The heretics were of two sorts. One class merely abjured the practices and some of the doctrines of the Roman Catholic Church while they remained Christians and endeavored to imitate as nearly as possible the simple life of Christ and the apostles. On the other hand, there were popular leaders who taught that the Christian religion was false. They held that there were two principles in the universe, the good and the evil, which were forever fighting for the victory. They asserted that the Jehovah of the Old Testament was really the evil power, and that it was, therefore, the evil power whom the Catholic Church worshiped.

The Albigenses.

This latter heresy was a very old one, by which even St. Augustine had been fascinated in his early years. It was revived in Italy in the eleventh century and became very popular, especially in southern France, in the twelfth. Its adherents called themselves Cathari (the pure), but we shall call them Albigenses, a name derived from the town of Albi in southern France, where they were very numerous.[150]

The Waldensians.

Among those who continued to accept the Christian faith but refused to obey the clergy on account of their wickedness, the most important sect was that of the Waldensians. These were followers of Peter Waldo of Lyons, who gave up all their property and lived a life of apostolic poverty. They went about preaching the Gospel and expounding the Scriptures, which they translated into the language of the people. They made many converts, and before the end of the twelfth century there were great numbers of them scattered throughout western Europe.

The Church did not wish to condemn the efforts of good and simple men to imitate as exactly as possible the life of Christ and the apostles. Nevertheless these laymen, who claimed the right to preach and hear confession, and who asserted that prayer was quite as efficacious when uttered in bed or in a stable as in a church, seemed clearly to call in question the general belief in the Church as the exclusive agent of salvation, and seriously to threaten its influence among the people.

Beginning of the fight against heresy.

Before the end of the twelfth century the secular rulers began to take notice of heresy. Henry II of England, in 1166, ordered that no one should harbor heretics in England, and that any house in which they were received should be burned. The king of Aragon decreed (1194) that any one who listened to the preaching of the Waldensians, or even gave them food, should suffer the penalties for treason and should have his property confiscated by the state. These are the beginnings of a series of pitiless decrees which even the most enlightened kings of the thirteenth century issued against all who should be convicted of belonging either to the Albigenses or the Waldensians. The Church and the civil government agreed that heretics were dangerous to the welfare of both, and that they were criminals deserving the terrible death of burning alive.[151]

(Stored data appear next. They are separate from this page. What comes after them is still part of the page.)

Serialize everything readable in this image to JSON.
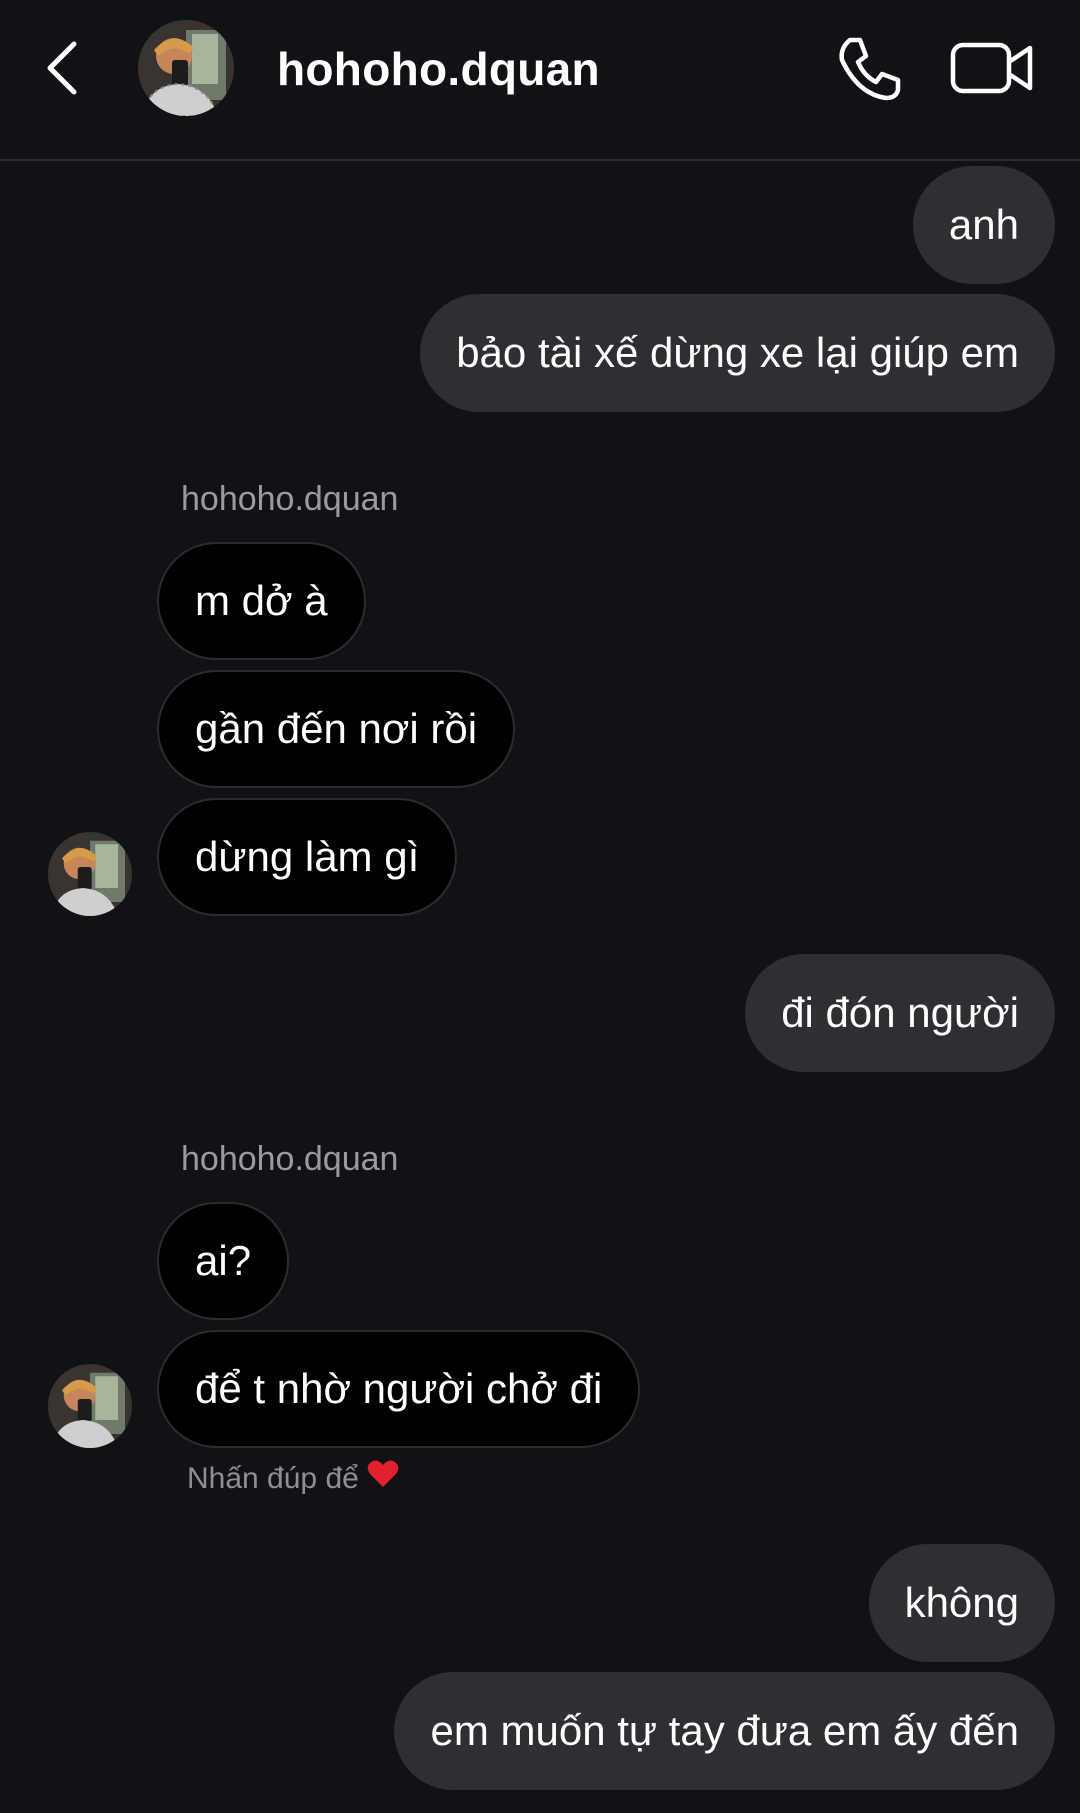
{
  "header": {
    "username": "hohoho.dquan"
  },
  "icons": {
    "back": "chevron-left-icon",
    "call": "phone-icon",
    "video": "video-camera-icon",
    "heart": "heart-icon"
  },
  "colors": {
    "background": "#111216",
    "outgoing_bubble": "#2e2f33",
    "incoming_bubble": "#000000",
    "secondary_text": "#9a9ba1",
    "heart": "#e0202f"
  },
  "messages": [
    {
      "direction": "outgoing",
      "text": "anh"
    },
    {
      "direction": "outgoing",
      "text": "bảo tài xế dừng xe lại giúp em"
    },
    {
      "direction": "incoming",
      "sender": "hohoho.dquan",
      "text": "m dở à"
    },
    {
      "direction": "incoming",
      "text": "gần đến nơi rồi"
    },
    {
      "direction": "incoming",
      "text": "dừng làm gì"
    },
    {
      "direction": "outgoing",
      "text": "đi đón người"
    },
    {
      "direction": "incoming",
      "sender": "hohoho.dquan",
      "text": "ai?"
    },
    {
      "direction": "incoming",
      "text": "để t nhờ người chở đi"
    },
    {
      "direction": "outgoing",
      "text": "không"
    },
    {
      "direction": "outgoing",
      "text": "em muốn tự tay đưa em ấy đến"
    }
  ],
  "hint": {
    "text": "Nhấn đúp để"
  }
}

Heresy regarded as treason.

It is very difficult for us who live in a tolerant age to understand the universal and deep-rooted horror of heresy which prevailed not only in the twelfth and thirteenth centuries, but also down at least to the eighteenth. Too much stress cannot be laid upon the fact that heresy was considered treason against an institution which practically all, both the learned and the unlearned, agreed was not only essential to salvation but was necessary also to order and civilization. Frank criticism of the evil lives of the clergy, not excluding the pope himself, was common enough. But this did not constitute heresy. One might believe that the pope and half the bishops were bad men, and yet in no way question the necessity for the Church's existence or the truth of every one of its dogmas; just as nowadays we might call particular rulers and government officials fools or knaves, without being suspected of repudiating government altogether. The heretic was the anarchist of the Middle Ages. He did not simply denounce the immorality of the officers of the Church; he claimed that the Church was worse than useless. He sought to lead people to throw off their allegiance to it and to disregard its laws and commands. The Church and the civil government consequently proceeded against him as against an enemy of society and order. Heresy was, moreover, a contagious disease, and spread rapidly and unobserved, so that to the rulers of the times even the harshest measures appeared justifiable in order to prevent its dissemination.